Thank you for clearing that up. I feel like I've heard both yes and no to this question. Still learning everything so it's hard to recall what was correct. Also just want to say how cool it is that people don't make you feel dumb for being wrong here. That's one thing I will not miss about Reddit.
You can view beehaw through a browser. If you want to check for yourself. I did verify this by viewing the same community from beehaw and not just before commenting so I'm pretty certain I'm giving accurate information.
Welcome to Lemmy, I hope you enjoy your time here.
EDIT: upon further checking, what I have been saying seems to be inaccurate. It seems beehaw is no longer sharing posts, the newest beehaw post I can find in Lemmy.world is from 2 days ago. It is likely that 0.18.1 blocks post sharing to defederated instances.
So users in instance lemmy.world can see only the post in beehaw but not the comments in beehaw, because beehaw defederated from lemmy.world (one way only)? This actually creates more questions for me.
Why it is not possible to see beehaw users comments if lemmy.world has not defederated from beehaw?
Can I see comments on that post from users in instances that didn't defederate from lemmy.world? Can I reply to those users?
When you view any content on Lemmy, you are viewing and interacting with the local copy on your local instance.
Federation means that your instances's local copy should be up to date. Any changes or comments made on your local instance will be sent to the host's instance, to update the master copy there, which is then sent out all other instances.
Defederation cuts this off, leaving users only able to interact with their instance's local copy.
Posts are public. Any instance can download posts, so when Lemmy.world asks beehaw for new posts, it gets them so you can see all of beehaw's posts, and get your content.
Beehaw defederated with Lemmy.world, so beehaw is no longer requesting updated posts from Lemmy.world. So beehaw users will see increasingly out of date local versions of Lemmy.world communities if they try to view them.
Defederation also means that beehaw blocks anything that requires two-way communication, such as comments and votes. This is why beehaw will have mostly empty comment sections on Lemmy.world.
If you post or comment on a beehaw community, that interaction will not be federated. Beehaw will not get it, beehaw will not add it to the master copy.
But Lemmy.world added your content to its local copy. Other lemmy.world users will see it, but no one else. Even an instance in full federation with both, because instances only get updates from the master copy on the community's host. And defedrration means you cannot update the host's copy of the community.
This behavior is weird and confusing and not user friendly.

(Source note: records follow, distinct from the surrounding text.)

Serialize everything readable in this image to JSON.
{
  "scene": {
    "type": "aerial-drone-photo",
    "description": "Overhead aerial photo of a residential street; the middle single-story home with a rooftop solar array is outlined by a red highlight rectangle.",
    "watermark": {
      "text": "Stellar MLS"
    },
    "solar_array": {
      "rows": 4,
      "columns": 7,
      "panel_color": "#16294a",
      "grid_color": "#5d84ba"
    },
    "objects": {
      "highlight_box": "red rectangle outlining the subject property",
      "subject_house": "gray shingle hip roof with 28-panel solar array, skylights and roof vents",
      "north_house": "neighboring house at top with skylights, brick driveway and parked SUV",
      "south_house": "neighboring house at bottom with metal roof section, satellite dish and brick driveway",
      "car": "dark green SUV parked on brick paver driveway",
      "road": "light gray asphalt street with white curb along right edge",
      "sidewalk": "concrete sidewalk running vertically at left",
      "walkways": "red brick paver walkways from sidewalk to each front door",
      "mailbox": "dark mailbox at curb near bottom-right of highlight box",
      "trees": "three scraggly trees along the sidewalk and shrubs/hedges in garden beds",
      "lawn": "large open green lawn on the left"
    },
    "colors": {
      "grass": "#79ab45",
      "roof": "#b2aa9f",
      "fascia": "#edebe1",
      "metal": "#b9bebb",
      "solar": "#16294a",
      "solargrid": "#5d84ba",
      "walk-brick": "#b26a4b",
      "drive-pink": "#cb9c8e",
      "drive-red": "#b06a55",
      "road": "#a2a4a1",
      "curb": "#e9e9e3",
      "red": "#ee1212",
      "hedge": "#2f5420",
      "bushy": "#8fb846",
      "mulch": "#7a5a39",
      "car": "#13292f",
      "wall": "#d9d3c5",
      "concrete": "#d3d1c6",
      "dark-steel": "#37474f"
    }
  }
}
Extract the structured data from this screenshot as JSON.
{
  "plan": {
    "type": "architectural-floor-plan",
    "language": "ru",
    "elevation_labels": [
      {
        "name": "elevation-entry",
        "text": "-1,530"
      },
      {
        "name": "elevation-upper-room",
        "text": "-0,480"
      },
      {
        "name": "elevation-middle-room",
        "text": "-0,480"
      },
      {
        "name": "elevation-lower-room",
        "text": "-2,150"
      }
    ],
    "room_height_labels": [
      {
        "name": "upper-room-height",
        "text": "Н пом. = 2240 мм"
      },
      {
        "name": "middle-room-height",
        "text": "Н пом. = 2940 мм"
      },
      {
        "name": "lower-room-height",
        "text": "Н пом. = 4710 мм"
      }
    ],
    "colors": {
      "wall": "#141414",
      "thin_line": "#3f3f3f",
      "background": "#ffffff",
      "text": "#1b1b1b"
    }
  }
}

I think future versions should treat one way defederated communities as unavailable or read only. Content that is out of date without explanation, or comments that go nowhere without an user-facing error message is not good ux.
My understanding is that we cannot. I've seen people talking about it maybe becoming a thing in the future, but right now the only option is to just go register your name on another instance. Alternatively, I guess you can host your own instance with just you (or a few friends I guess) and then you control what gets federated, but for me that seems like a little too much work right now. I may consider that in the future if I had more free time.
It was my understanding that defederation was a one way thing? So if instance A defederates instance B, A will not see anything from B but B could still see things from A?